When a solution is submitted, we use axe-core to run an automated audit of your code.

This picks out common accessibility issues like not using semantic HTML and not having proper heading hierarchies, among others.

This automated audit is fairly surface level, so we encourage to you review the project and code in more detail with accessibility best practices in mind.

How does the CSS report work?

When a solution is submitted, we use stylelint to run an automated check on the CSS code.

We've added some of our own linting rules based on recommended best practices.
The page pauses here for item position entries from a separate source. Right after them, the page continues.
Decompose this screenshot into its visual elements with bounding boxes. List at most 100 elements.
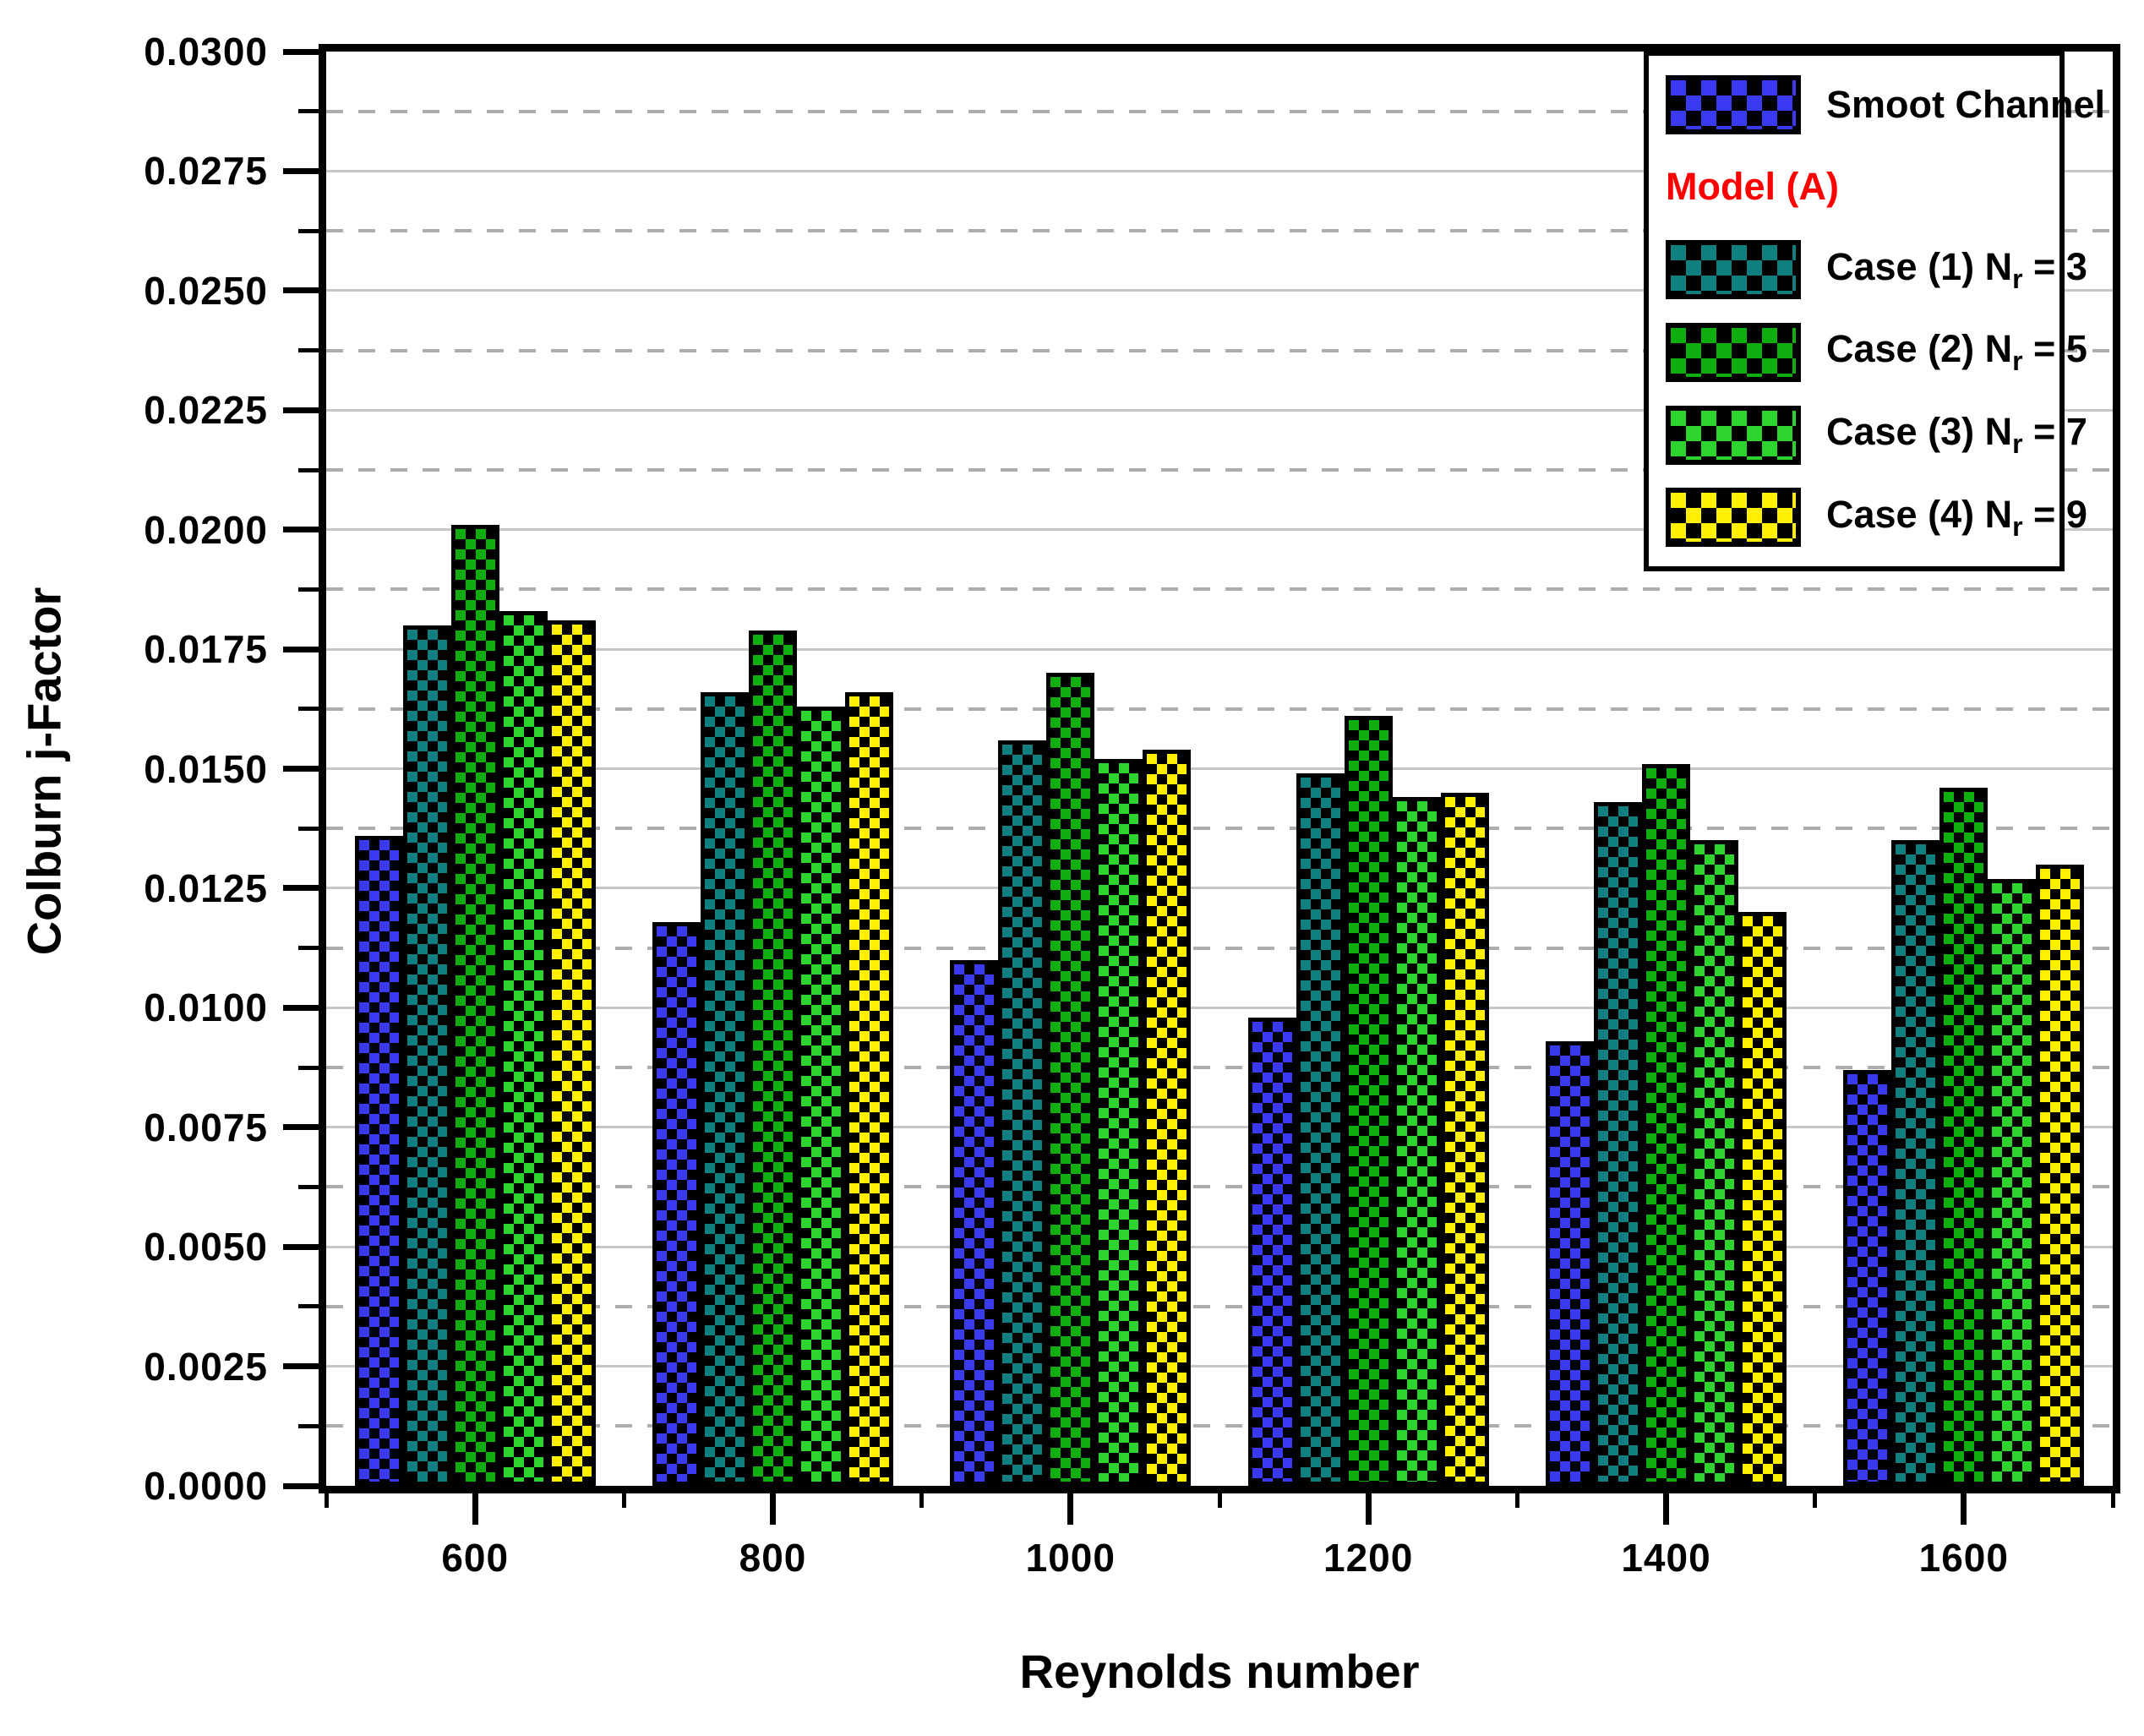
gridline-major <box>326 767 2113 770</box>
bar-case-3-nr-7-re600 <box>499 610 548 1486</box>
legend-row: Case (4) Nr = 9 <box>1666 478 2087 556</box>
y-tick-label: 0.0075 <box>144 1105 268 1149</box>
bar-case-4-nr-9-re600 <box>547 620 596 1486</box>
legend-item-label: Case (1) Nr = 3 <box>1826 244 2087 294</box>
legend-item-label: Case (2) Nr = 5 <box>1826 327 2087 377</box>
y-tick-label: 0.0250 <box>144 268 268 313</box>
bar-case-2-nr-5-re600 <box>450 525 499 1486</box>
bar-smoot-channel-re1600 <box>1843 1069 1892 1486</box>
bar-case-2-nr-5-re1200 <box>1344 716 1393 1486</box>
bar-smoot-channel-re1400 <box>1546 1040 1594 1486</box>
bar-case-1-nr-3-re600 <box>402 625 451 1486</box>
x-major-tick <box>1365 1486 1372 1525</box>
bar-smoot-channel-re1000 <box>950 959 999 1486</box>
y-major-tick <box>283 885 319 892</box>
bar-smoot-channel-re600 <box>354 835 403 1486</box>
y-minor-tick <box>298 946 319 951</box>
y-major-tick <box>283 1363 319 1370</box>
legend-row: Case (2) Nr = 5 <box>1666 314 2087 391</box>
gridline-minor <box>326 1424 2113 1428</box>
y-major-tick <box>283 407 319 413</box>
y-tick-label: 0.0050 <box>144 1225 268 1269</box>
x-tick-label: 1600 <box>1918 1536 2009 1580</box>
x-minor-tick <box>324 1486 329 1508</box>
x-tick-label: 1200 <box>1323 1536 1414 1580</box>
legend: Smoot Channel Model (A) Case (1) Nr = 3 Cas… <box>1644 51 2105 571</box>
bar-case-4-nr-9-re1200 <box>1440 792 1489 1486</box>
x-minor-tick <box>1813 1486 1818 1508</box>
bar-case-1-nr-3-re1600 <box>1891 840 1940 1486</box>
gridline-minor <box>326 1304 2113 1308</box>
y-major-tick <box>283 48 319 55</box>
gridline-minor <box>326 109 2113 113</box>
y-minor-tick <box>298 1065 319 1070</box>
bar-case-2-nr-5-re800 <box>749 630 797 1486</box>
x-major-tick <box>770 1486 776 1525</box>
bar-case-3-nr-7-re1400 <box>1690 840 1738 1486</box>
legend-swatch <box>1666 74 1801 134</box>
legend-swatch <box>1666 240 1801 300</box>
legend-swatch <box>1666 405 1801 465</box>
y-minor-tick <box>298 1185 319 1189</box>
gridline-minor <box>326 348 2113 352</box>
gridline-major <box>326 1245 2113 1248</box>
plot-inner <box>326 52 2113 1486</box>
gridline-major <box>326 647 2113 651</box>
bar-case-4-nr-9-re800 <box>845 692 893 1486</box>
y-tick-label: 0.0300 <box>144 30 268 74</box>
x-tick-label: 1400 <box>1621 1536 1711 1580</box>
x-major-tick <box>1663 1486 1669 1525</box>
y-minor-tick <box>298 1423 319 1428</box>
gridline-minor <box>326 467 2113 472</box>
gridline-major <box>326 1365 2113 1368</box>
bar-case-1-nr-3-re1000 <box>998 740 1047 1486</box>
legend-row: Model (A) <box>1666 148 2059 226</box>
gridline-minor <box>326 946 2113 950</box>
legend-item-label: Case (4) Nr = 9 <box>1826 492 2087 542</box>
y-minor-tick <box>298 228 319 233</box>
y-minor-tick <box>298 707 319 712</box>
x-minor-tick <box>621 1486 626 1508</box>
gridline-major <box>326 408 2113 412</box>
bar-case-3-nr-7-re800 <box>797 707 845 1486</box>
gridline-major <box>326 1006 2113 1009</box>
y-tick-label: 0.0225 <box>144 388 268 433</box>
x-minor-tick <box>1514 1486 1519 1508</box>
y-minor-tick <box>298 348 319 352</box>
x-tick-label: 600 <box>441 1536 510 1580</box>
x-tick-label: 800 <box>739 1536 807 1580</box>
x-major-tick <box>1067 1486 1074 1525</box>
gridline-major <box>326 1126 2113 1129</box>
bar-smoot-channel-re1200 <box>1247 1017 1296 1486</box>
gridline-minor <box>326 229 2113 233</box>
y-tick-label: 0.0125 <box>144 865 268 910</box>
y-major-tick <box>283 766 319 772</box>
bar-smoot-channel-re800 <box>652 921 701 1486</box>
legend-item-label: Smoot Channel <box>1826 82 2106 126</box>
legend-swatch <box>1666 322 1801 382</box>
legend-header-label: Model (A) <box>1666 165 1839 209</box>
bar-case-1-nr-3-re1400 <box>1594 802 1642 1486</box>
y-tick-label: 0.0175 <box>144 627 268 672</box>
legend-row: Case (1) Nr = 3 <box>1666 231 2087 308</box>
y-major-tick <box>283 1243 319 1250</box>
y-major-tick <box>283 1124 319 1131</box>
bar-case-1-nr-3-re1200 <box>1296 773 1345 1486</box>
x-minor-tick <box>1217 1486 1222 1508</box>
gridline-major <box>326 169 2113 172</box>
y-major-tick <box>283 1004 319 1011</box>
y-tick-label: 0.0025 <box>144 1344 268 1389</box>
y-major-tick <box>283 527 319 533</box>
gridline-major <box>326 528 2113 532</box>
y-minor-tick <box>298 1304 319 1309</box>
y-minor-tick <box>298 826 319 831</box>
gridline-minor <box>326 1066 2113 1070</box>
legend-row: Smoot Channel <box>1666 66 2105 144</box>
y-minor-tick <box>298 109 319 114</box>
gridline-minor <box>326 1185 2113 1189</box>
y-major-tick <box>283 1482 319 1489</box>
bar-case-2-nr-5-re1400 <box>1642 763 1690 1486</box>
x-minor-tick <box>2110 1486 2115 1508</box>
bar-case-4-nr-9-re1600 <box>2036 864 2085 1486</box>
y-tick-label: 0.0275 <box>144 149 268 194</box>
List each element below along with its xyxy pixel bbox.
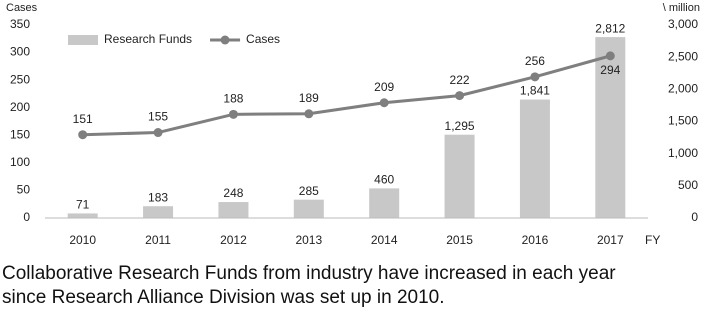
x-axis-label: FY [645,233,660,247]
line-marker [605,51,615,61]
bar [595,37,626,218]
bar-value-label: 248 [223,186,243,200]
y-tick-label: 250 [10,72,30,86]
bar-value-label: 1,295 [445,119,475,133]
bar [369,188,400,218]
line-marker [455,91,465,101]
y-tick-label: 300 [10,45,30,59]
line-marker [228,109,238,119]
y2-tick-label: 0 [691,210,698,224]
line-value-label: 209 [374,80,394,94]
legend-label: Research Funds [104,32,192,46]
x-tick-label: 2012 [220,233,247,247]
bar [444,134,475,218]
y-tick-label: 0 [23,210,30,224]
y-tick-label: 100 [10,155,30,169]
x-tick-label: 2015 [446,233,473,247]
caption: Collaborative Research Funds from indust… [2,263,616,284]
y-axis-label: Cases [6,2,38,14]
bar-value-label: 285 [299,184,319,198]
line-value-label: 256 [525,54,545,68]
bar-value-label: 183 [148,190,168,204]
x-tick-label: 2010 [69,233,96,247]
y-tick-label: 200 [10,100,30,114]
line-marker [153,128,163,138]
y-tick-label: 150 [10,127,30,141]
line-value-label: 155 [148,110,168,124]
line-value-label: 151 [73,112,93,126]
y2-tick-label: 3,000 [668,17,698,31]
bar-value-label: 1,841 [520,84,550,98]
y2-tick-label: 2,500 [668,49,698,63]
line [82,54,611,137]
x-tick-label: 2016 [522,233,549,247]
y-tick-label: 50 [17,183,31,197]
x-tick-label: 2013 [295,233,322,247]
line-marker [530,72,540,82]
y-tick-label: 350 [10,17,30,31]
bar-value-label: 71 [76,198,90,212]
caption: since Research Alliance Division was set… [2,287,445,308]
line-marker [78,130,88,140]
bar [67,213,98,218]
bar-value-label: 2,812 [595,21,625,35]
line-marker [379,98,389,108]
y2-tick-label: 1,000 [668,146,698,160]
legend-swatch [68,35,98,45]
bar [519,99,550,218]
y2-tick-label: 2,000 [668,82,698,96]
line-value-label: 189 [299,91,319,105]
bar [218,202,249,218]
legend-label: Cases [246,32,280,46]
line-value-label: 222 [450,73,470,87]
y2-tick-label: 500 [678,178,698,192]
y2-tick-label: 1,500 [668,114,698,128]
y2-axis-label: \ million [663,2,700,14]
bar [143,206,174,218]
line-value-label: 294 [600,63,620,77]
legend-swatch [220,35,230,45]
line-value-label: 188 [223,92,243,106]
bar [293,199,324,218]
x-tick-label: 2014 [371,233,398,247]
x-tick-label: 2011 [145,233,171,247]
bar-value-label: 460 [374,173,394,187]
line-marker [304,109,314,119]
x-tick-label: 2017 [597,233,624,247]
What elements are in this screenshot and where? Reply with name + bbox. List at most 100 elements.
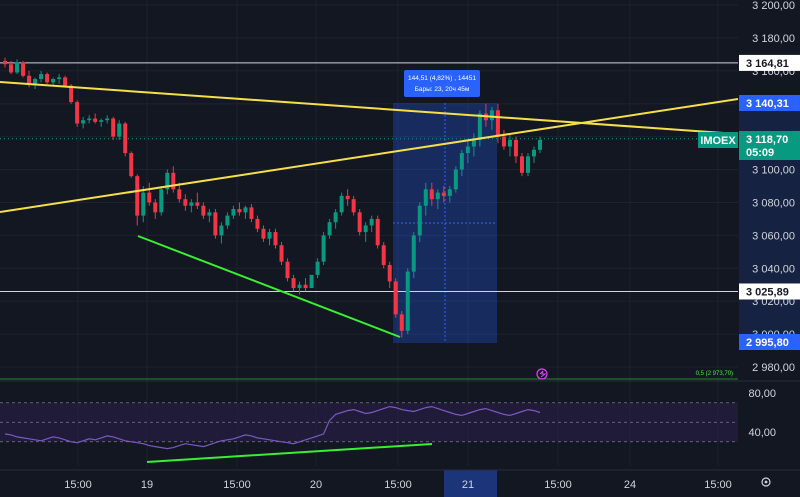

These rules are prefixed with frontend-mentor/ which you'll see at the top of each issue in the report.

The report will audit all CSS, SCSS and Less files in your repository.

How does the HTML validation report work?

When a solution is submitted, we use html-validate to run an automated check on the HTML code.

The report picks out common HTML issues such as not using headings within section elements and incorrect nesting of elements, among others.

Note that the report can pick up “invalid” attributes, which some frameworks automatically add to the HTML. These attributes are crucial for how the frameworks function, although they’re technically not valid HTML. As such, some projects can show up with many HTML validation errors, which are benign and are a necessary part of the framework.

How does the JavaScript validation report work?

When a solution is submitted, we use eslint to run an automated check on the JavaScript code.

The report picks out common JavaScript issues such as not using semicolons and using var instead of let or const, among others.

The report will audit all JS and JSX files in your repository. We currently do not support Typescript or other frontend frameworks.